Just like concatenation imposes string context, and multiplication numeric context, print imposes "binary" context (and encodes and warns if necessary), and uc imposes "character" context (and decoes with Latin-1 if the string holds undecoded octests).

Well. My point was different. It is correct that perl does certain conversions behind the stage, and certain warnings are given out because perl has to produce the result. But my point was, that without the help of the developer, perl can not do 100% correct work. It just does what works most of the time. The context is imposed, but if the string is not in proper internal form, then "characters" that perl works with might be quite wrong from the developer's stand point.

I can give you examples of bad confusion that I had in mind.

Module MP3::Tag::ID3v2 provides method "get_frame" which returns string as sequence of octets.
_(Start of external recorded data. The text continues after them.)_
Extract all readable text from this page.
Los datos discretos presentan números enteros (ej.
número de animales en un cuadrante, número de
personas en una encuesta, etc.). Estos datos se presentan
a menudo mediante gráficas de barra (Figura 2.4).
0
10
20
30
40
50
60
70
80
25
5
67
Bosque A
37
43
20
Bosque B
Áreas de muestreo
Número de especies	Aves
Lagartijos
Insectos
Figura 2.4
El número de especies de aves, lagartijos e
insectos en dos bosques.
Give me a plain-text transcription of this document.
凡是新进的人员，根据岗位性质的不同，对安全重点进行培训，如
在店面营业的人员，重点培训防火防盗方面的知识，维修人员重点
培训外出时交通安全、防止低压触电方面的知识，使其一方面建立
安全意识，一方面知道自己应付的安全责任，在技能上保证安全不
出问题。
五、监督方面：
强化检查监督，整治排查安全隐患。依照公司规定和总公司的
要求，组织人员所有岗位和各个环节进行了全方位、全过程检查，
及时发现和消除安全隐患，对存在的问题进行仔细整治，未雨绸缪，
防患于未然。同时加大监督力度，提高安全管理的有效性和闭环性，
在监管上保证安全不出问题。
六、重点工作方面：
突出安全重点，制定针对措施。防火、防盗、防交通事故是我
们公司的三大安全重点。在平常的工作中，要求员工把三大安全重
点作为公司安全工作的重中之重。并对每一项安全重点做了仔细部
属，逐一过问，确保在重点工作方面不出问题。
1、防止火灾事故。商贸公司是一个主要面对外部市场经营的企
So to convert the encoding developer has to use "Encode::from_to". But the method "change_frame" of the same module expects string in "internal form" because internally it calls Encode::encode on the input. So the developer can't pass the string returned by "get_frame" as input to "change_frame" unless he calls "Encode::decode" on it.

Another example. The DBD modules may return strings from databases either as octets or in "internal form". But if you pass these strings to say Gtk2 modules, then they must be only in "internal form". So the developer have to execute care what kind of output he/she gets from the DBD modules.

I believe, that part of the confusion lays in the badly written modules. Since perl provides function "is_utf8", it is very easy to check what kind of input the user has provided and use appropriate "Encode::encode" or "Encode::decode" to get the desired form. But we have what we have, so the developers have to watch out for the type of strings they work with.